But that’s not where the story ends. In late 2020, before Medicaid Expansion could be implemented, the Oklahoma Health Care Authority announced a plan to outsource management of Oklahoma’s Medicaid system.


In November 2020 and without legislative approval, OHCA awarded more than $2 billion in state funds to four insurance companies: Blue Cross Blue Shield, Centene, Humana and United Healthcare.


Patients and providers fought back. Working with the Legislature to stop what they termed a “Health Care Holdup,” a determined coalition worked to enact guardrails to limit insurance company profits and their efforts to dictate patient care.
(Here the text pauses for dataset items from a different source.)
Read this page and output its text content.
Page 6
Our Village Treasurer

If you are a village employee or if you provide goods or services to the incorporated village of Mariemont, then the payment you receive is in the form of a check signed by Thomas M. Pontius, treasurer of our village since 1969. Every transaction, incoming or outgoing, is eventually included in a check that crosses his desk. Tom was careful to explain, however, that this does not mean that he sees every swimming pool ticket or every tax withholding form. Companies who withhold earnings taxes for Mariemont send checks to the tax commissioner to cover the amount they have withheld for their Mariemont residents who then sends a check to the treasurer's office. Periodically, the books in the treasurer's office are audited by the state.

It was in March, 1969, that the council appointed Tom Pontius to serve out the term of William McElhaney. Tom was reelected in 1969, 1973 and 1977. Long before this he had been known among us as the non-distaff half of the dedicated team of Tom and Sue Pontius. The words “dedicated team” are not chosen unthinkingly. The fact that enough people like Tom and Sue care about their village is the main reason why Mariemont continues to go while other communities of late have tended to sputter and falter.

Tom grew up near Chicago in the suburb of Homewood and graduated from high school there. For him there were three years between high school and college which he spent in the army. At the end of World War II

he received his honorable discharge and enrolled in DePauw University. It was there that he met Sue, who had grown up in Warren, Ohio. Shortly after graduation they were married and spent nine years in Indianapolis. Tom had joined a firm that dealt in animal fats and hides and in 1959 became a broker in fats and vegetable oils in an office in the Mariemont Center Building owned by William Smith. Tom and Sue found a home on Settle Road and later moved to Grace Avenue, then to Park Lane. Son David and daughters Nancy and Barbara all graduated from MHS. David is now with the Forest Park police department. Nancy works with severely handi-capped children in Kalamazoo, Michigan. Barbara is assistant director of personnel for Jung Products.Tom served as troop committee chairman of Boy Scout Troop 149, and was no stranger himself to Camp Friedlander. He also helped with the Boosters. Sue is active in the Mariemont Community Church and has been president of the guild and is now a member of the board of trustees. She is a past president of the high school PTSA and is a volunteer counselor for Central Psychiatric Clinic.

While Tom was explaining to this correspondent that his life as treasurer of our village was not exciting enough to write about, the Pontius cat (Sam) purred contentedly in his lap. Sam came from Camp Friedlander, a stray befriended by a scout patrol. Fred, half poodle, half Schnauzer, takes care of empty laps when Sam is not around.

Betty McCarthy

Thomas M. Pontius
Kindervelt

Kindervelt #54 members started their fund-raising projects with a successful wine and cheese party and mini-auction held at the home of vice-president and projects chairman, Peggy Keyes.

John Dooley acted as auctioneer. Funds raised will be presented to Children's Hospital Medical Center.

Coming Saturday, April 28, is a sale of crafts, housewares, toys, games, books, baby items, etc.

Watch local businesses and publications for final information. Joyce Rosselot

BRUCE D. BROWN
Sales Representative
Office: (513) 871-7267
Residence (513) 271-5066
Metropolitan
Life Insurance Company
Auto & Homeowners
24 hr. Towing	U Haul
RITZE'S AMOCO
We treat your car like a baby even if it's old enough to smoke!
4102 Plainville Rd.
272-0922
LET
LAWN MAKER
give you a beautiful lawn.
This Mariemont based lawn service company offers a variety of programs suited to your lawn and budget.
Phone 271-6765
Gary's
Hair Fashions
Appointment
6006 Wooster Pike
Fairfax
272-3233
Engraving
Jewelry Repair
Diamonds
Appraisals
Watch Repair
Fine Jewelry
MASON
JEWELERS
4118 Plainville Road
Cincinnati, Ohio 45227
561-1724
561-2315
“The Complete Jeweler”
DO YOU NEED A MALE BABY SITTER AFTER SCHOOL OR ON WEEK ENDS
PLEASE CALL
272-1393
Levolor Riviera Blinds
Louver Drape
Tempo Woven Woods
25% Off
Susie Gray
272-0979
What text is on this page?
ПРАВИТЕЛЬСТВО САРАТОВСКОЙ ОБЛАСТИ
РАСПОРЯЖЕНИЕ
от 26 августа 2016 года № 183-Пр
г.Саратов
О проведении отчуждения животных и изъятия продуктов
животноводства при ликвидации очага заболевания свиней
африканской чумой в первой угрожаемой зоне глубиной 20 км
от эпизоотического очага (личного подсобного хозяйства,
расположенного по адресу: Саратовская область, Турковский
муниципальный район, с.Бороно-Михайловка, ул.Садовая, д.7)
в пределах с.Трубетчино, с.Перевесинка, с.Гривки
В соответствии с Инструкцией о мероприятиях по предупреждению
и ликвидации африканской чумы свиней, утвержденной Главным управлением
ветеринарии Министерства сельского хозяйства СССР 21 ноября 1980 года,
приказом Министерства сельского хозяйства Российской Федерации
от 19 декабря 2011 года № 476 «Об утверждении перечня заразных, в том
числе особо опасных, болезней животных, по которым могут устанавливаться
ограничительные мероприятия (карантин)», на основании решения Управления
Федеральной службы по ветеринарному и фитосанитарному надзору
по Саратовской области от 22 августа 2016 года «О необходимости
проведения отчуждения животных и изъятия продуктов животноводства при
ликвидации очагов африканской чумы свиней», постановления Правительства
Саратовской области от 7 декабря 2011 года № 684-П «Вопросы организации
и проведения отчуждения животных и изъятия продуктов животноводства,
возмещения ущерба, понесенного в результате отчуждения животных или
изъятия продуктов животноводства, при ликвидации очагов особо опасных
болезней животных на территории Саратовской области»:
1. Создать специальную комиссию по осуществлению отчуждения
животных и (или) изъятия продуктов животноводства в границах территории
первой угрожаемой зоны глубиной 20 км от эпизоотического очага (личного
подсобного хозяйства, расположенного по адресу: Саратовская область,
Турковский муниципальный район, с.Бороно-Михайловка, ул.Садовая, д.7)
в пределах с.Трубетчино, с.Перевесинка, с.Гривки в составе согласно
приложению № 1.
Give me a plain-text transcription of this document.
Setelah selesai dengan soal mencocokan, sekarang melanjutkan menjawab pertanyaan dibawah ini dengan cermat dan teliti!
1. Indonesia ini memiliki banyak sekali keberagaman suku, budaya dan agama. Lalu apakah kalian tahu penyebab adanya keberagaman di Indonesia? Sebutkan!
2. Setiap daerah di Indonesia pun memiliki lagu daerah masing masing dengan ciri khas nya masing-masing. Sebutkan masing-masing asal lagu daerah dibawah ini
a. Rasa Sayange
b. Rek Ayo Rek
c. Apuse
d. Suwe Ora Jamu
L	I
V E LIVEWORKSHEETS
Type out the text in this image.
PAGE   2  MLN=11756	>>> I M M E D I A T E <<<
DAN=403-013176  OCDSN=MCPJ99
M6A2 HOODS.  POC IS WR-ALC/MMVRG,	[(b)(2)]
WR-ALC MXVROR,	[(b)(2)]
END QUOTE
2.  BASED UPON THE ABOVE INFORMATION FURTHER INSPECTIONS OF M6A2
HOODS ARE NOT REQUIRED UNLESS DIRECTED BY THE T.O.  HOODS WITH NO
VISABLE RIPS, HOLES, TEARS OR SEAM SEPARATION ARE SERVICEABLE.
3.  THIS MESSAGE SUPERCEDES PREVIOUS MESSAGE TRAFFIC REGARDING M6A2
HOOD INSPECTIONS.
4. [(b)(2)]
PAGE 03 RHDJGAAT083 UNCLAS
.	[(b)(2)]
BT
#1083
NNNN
Then, in May 2021, the Supreme Court ruled OHCA had overstepped its authority by awarding taxpayer dollars outside of the legislative process, and the managed care plan was shut down. However, proponents of corporate managed care are still working to resurrect the program. 


As of Aug. 1, 2021, more than 154,000 Oklahomans have signed up to receive care under the Expanded Medicaid program. 


Together, we’re working to uphold the will of the voters and protect health care access and benefits for all Oklahomans.

What’s at Stake

In 2021, IMPLAN, a leader in economic modeling, studied what Oklahomans might expect, should outsourced Medicaid go forward. 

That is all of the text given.